Usulan Penundaan Pemilu 2024 Dianggap Merusak Demokrasi dan UUD 1945
Sejumlah pakar politik, hukum, hingga akademisi menolak penundaan Pemilihan Umum 2024 dan perpanjangan masa jabatan presiden. Mereka beralasan jika hal tersebut dilakukan akan bertentangan dengan konstitusi hingga berpotensi merusak demokrasi.
Kepala Departemen Politik dan perubahan Sosial CSIS Arya Fernandes memberikan penjelasan mengapa wacana ini merupakan hal yang tidak demokratis. Pertama, penundaan Pemilu 2024 akan berdampak pada perpanjangan masa jabatan Presiden dan bisa menutup suksesi kepemimpinan nasional.
Kedua, tidak ada kompetisi dalam memilih kepala negara untuk perpanjangan masa pemerintahan. “Karena (presiden dalam masa perpanjangan) tidak dipilih langsung, bisa dikatakan tidak demokratis,” kata Arya dalam diskusi yang digelar Lembaga Hikmah dan Kebijakan Publik (LHKP) PP Muhammadiyah, Sabtu (26/2).
Alasan lainnya, dorongan perpanjangan masa jabatan presiden merusak komitmen demokrasi RI yang membatasi kekuasaan selama lima tahun.
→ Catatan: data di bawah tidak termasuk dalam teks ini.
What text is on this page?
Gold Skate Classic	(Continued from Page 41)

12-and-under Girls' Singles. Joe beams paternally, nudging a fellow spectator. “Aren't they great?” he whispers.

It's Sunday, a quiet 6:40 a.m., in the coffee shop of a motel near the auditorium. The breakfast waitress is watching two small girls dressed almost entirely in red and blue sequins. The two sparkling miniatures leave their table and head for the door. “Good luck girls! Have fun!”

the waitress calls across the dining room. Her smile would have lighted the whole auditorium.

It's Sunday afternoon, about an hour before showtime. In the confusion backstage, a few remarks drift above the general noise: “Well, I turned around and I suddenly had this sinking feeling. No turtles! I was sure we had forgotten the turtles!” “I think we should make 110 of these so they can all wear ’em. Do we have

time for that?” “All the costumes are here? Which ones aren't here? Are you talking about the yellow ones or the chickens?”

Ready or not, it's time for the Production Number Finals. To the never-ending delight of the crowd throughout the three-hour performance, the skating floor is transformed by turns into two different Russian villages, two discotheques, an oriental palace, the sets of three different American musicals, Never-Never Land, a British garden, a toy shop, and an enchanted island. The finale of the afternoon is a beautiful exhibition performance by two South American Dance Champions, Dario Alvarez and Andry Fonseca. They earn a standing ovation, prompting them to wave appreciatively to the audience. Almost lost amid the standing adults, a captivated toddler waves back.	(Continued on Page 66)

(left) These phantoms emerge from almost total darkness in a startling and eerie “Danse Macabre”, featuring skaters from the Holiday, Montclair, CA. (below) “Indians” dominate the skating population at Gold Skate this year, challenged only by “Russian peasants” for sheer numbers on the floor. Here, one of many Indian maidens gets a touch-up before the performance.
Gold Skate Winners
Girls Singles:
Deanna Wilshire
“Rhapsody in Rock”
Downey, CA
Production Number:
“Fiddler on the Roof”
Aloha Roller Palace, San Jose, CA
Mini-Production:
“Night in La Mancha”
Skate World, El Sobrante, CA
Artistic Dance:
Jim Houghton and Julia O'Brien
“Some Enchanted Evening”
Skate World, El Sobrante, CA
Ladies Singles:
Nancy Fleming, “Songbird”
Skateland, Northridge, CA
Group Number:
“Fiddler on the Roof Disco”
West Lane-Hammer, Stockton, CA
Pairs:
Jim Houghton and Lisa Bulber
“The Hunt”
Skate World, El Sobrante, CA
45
Selain itu, wacana ini mencederai prinsip pembaasan kekuasaan yang menjadi spirit reformasi.
Hal lainnya, perpanjangan masa jabatan Presiden dan penundaan Pemilu tak sesuai dengan tertib politik karena melewati batas lima tahun. Arya menjelaskan kondisi tertentu seperti Pilkada 2020 pernah ditunda dengan alasan membahayakan masyarakat.
“Dalam kasus Pilkada, pernah ditunda pada 2020 tapi saat itu karena ada pandemi,” kata Arya.
Sedangkan Direktur Pusat Studi Konstitusi (PUSaKO) Fakultas Hukum Universitas Andalas Feri Amsari mengatakan wacana penundaan pemilu dan perpanjangan masa jabatan Presiden menabrak Undang-Undang Dasar (UUD) 1945.
Dalam Pasal 7 UUD 1945 disebutkan masa jabatan Presiden selama lima tahun dan bisa dipilih lagi dalam satu periode berikutnya. “Konsekuensinya, sehebat apapun Presiden begitu selesai dua periode maka dia tidak boleh dipilih lagi,” kata Feri.
Alasan Ekonomi
Dalam kesempatan tersebut, Arya menganggap alasan sejumlah partai politik ingin menunda Pemilu 2024 tak logis. Dia mengatakan, perekonomian Indonesia saat ini semakin membaik usai resesi karena dihantam pandemi.
“Tahun 2021, pertumbuhan kita secara year-on-year naik 3,39%. Sedangkan Bank Indonesia memprediksi pertumbuhan ekonomi kita 4,7%-5,2% pada 2022,” katanya.
Usulan ini awalnya dilontarkan Ketua Umum Partai Kebangkitan Bangsa (PKB) Muhaimin Iskandar. Cak Imin mengusulkan jadwal Pemilu mundur selama satu atau dua tahun agar momentum perbaikan ekonomi tak hilang.
Menurutnya, pandemi yang terjadi dua tahubn belakangan mengakibatkan stagnasi pada perekonomian nasional. Sedangkan, RI baru memulai perbaikan sejak akhir tahun lalu.
"Saya menerima masukan pelaku UMKM, pebisnis, dan analis ekonomi soal prospek ekonomi usai pandemi. Dari masukan itu, saya mengusulkan Pemilu 2024 ditunda 1 atau 2 tahun," kata Cak Imin pada Rabu (26/2).
Partai Golkar juga mengamini usulan Cak Imin soal penundaan Pemilu. Wakil Ketua Umum Partai Golkar Melchias Markus Mekeng mengatakan hal ini perlu dibicarakan lantaran perekonomian belum sepenuhnya pulih dan defisit anggaran masih tinggi.
Sedangkan mulai 2023, defisit dalam APBN tidak boleh melebihi tiga persen. Sementara pembiayaan negara saat ini banyak ditopang utang lantaran penerimaan negara masih tertekan. "Nanti kalau sudah ada hiruk pikuk Pemilu 2024 penerimaan negara pasti tersendat. Ini bahaya," katanya.